The attorney general said the introduction of the court was one of the ways Governor Akinwunmi Ambode planned to ensure preservation of civility in the society. He said, “The constitutional rights of defendants, being innocent until proven guilty, would be respected and upheld. The prosecution of defendants appearing before the court would be handled by lawyers in the Ministry of Justice, and I will directly supervise the operation of the prosecuting counsel. There will be lawyers from the Office of the Public Defender to defend any defendant who so desires to be defended, while defendants can also appoint any lawyer of their choice to defend them.”

Femi Falana, human rights lawyer, while urging that defendants should not be unduly detained, had added that the mobile court would enforce discipline and sanity on Lagos roads. He said: “I have just advised the attorney general that we would not allow the police and the traffic officials to detain people illegally. But I have been assured that the penalty for most of the traffic offences shall be community service, which I think is a very progressive development. It is going to enforce discipline on our roads and sanity in the system.”

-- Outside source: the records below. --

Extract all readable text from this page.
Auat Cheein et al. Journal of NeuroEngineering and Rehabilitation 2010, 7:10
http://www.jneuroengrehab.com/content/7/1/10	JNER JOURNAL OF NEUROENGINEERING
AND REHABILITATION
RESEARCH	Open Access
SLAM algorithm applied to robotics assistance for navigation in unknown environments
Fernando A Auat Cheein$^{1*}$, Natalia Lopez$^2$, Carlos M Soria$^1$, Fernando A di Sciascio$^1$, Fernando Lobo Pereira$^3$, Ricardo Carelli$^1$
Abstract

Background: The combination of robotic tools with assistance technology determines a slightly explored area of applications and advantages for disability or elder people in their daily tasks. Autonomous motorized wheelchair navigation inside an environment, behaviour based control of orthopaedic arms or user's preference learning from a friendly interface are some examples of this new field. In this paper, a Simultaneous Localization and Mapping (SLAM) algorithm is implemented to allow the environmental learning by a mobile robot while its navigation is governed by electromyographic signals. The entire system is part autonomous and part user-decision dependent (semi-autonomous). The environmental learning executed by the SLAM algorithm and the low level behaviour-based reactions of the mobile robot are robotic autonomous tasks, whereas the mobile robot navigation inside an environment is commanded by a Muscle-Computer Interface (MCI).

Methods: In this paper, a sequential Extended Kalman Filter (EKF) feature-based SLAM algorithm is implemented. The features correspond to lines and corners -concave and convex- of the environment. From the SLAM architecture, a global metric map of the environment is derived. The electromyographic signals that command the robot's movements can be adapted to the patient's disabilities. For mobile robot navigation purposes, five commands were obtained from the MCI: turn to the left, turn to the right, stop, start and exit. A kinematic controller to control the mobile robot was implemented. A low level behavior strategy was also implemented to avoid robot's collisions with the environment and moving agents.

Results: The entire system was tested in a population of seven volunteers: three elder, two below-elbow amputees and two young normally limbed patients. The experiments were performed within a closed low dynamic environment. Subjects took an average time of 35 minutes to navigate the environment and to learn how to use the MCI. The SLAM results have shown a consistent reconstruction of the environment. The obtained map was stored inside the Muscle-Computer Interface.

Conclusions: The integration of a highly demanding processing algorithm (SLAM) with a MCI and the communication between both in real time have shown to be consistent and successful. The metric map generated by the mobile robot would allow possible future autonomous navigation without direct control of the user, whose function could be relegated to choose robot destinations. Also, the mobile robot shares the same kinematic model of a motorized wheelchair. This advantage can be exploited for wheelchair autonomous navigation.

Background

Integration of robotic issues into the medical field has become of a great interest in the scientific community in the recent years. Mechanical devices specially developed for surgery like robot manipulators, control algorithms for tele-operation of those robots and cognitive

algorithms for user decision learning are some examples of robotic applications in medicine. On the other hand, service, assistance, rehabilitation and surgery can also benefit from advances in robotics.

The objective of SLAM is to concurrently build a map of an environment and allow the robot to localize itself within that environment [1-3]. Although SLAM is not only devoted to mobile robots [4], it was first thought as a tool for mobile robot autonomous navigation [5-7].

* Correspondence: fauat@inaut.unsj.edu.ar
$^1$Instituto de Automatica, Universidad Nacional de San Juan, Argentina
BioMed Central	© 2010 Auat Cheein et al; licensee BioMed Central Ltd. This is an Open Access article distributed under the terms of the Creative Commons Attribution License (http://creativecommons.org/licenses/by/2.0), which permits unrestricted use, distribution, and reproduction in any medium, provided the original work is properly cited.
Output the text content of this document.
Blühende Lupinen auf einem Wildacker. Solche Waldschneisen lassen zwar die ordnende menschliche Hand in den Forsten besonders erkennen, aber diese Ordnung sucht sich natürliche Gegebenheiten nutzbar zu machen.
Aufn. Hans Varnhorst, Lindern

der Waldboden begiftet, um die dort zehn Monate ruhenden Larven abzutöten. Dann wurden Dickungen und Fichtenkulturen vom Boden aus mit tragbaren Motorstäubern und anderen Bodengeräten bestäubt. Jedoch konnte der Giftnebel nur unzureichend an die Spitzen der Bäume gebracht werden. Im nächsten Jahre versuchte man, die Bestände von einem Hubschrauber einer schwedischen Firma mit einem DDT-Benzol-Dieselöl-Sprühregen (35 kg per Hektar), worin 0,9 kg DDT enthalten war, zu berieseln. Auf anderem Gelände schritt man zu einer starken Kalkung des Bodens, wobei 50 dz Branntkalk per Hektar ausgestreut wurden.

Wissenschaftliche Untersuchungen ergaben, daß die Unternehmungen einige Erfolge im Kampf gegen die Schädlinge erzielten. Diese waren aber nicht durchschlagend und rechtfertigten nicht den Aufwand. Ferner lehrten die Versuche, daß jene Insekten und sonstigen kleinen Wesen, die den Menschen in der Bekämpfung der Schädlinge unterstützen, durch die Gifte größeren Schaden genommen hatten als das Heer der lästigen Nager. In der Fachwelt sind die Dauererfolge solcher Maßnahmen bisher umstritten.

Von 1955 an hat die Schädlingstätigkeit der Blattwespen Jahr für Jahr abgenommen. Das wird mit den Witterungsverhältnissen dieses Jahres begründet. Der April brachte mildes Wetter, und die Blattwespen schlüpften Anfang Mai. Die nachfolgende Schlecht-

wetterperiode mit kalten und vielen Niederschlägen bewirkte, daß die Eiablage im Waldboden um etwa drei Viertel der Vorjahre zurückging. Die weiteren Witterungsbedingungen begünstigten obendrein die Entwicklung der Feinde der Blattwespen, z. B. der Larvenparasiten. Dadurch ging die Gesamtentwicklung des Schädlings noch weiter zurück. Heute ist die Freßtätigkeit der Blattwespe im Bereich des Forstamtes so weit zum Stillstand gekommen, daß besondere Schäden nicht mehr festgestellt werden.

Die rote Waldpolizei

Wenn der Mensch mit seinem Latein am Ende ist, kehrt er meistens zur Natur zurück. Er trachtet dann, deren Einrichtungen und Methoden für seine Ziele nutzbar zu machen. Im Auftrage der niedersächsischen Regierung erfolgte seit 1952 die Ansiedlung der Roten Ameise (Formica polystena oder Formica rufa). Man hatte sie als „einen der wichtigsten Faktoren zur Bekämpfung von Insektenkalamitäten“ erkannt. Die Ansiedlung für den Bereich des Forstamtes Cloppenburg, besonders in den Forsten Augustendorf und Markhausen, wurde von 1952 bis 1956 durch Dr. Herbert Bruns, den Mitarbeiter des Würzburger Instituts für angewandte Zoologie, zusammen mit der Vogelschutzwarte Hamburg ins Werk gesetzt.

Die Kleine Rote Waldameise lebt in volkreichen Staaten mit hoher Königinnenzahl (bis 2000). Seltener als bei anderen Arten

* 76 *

Joseph Nwobike, lawyer, lauded the governor and the state judiciary for the initiative, saying the court would discourage people from violating traffic and environmental laws in the state. He said, “This is the best time for it when there are many cases of unmitigated infraction of environmental laws and traffic regulations in Lagos. I think what the governor and those who head the judiciary have done is to provide a platform that will, by way of trial and punishment, discourage people from engaging in abuse of environmental laws and disobedience to traffic rules.”

The Lagos State government had on Friday, February 5, inaugurated the Mobile Court to summarily deal with growing cases of traffic and environmental abuses in the state with the view to bring sanity and civility in the conduct of residents. The Mobile Court, which will be manned by highly-qualified magistrates of the State Judiciary, will summarily try cases involving traffic and environmental offenders.

Speaking at the inauguration ceremony, Kazeem said the launch was an institutional reaction to identified societal challenges, and that henceforth traffic offenders such as motorcyclists who drive against traffic and refused to obey traffic signs like zebra crossing and traffic light indication, would no longer find it easy to get away with commission of such crimes in the state.

He said commercial bus drivers popularly known as Danfo Drivers on motion with their doors open thereby endangering lives of those of their passengers and other road users would equally be prosecuted before the Mobile Court. While anyone crossing the highway where pedestrian bridges are provided, would equally face trial. Kazeem, who disclosed that henceforth driving on Bus Rapid Transit, BRT, lanes of non-designated vehicles by anyone including military personnel, would attract prosecution before the Mobile Court.

The Attorney General also warned people to desist from parking at undesignated places and indulging in noise pollution and street trading among others, saying such offences would be handled by the court. “These set of offences appear to be so simple but the reduction of its commission I believe is a major yardstick in determining how much we have progressed as a civilised society. It may seem simple, but its significance and expected impact to the society is a lot more profound,” Kazeem said.

The special offences court in Lagos, was established in 1994 to try essentially environmental offences and it has been vested with powers to sit in any convenient place close to the scene of commission of any offence triable by it. Though summary in nature, the proceedings before the Mobile Court will be operated in accordance with rules of natural justice and fair hearing. There will be lawyers from the office of the public defender for any defendant who so desires to be defended, while defendants can also appoint any lawyer of their choice to defend them.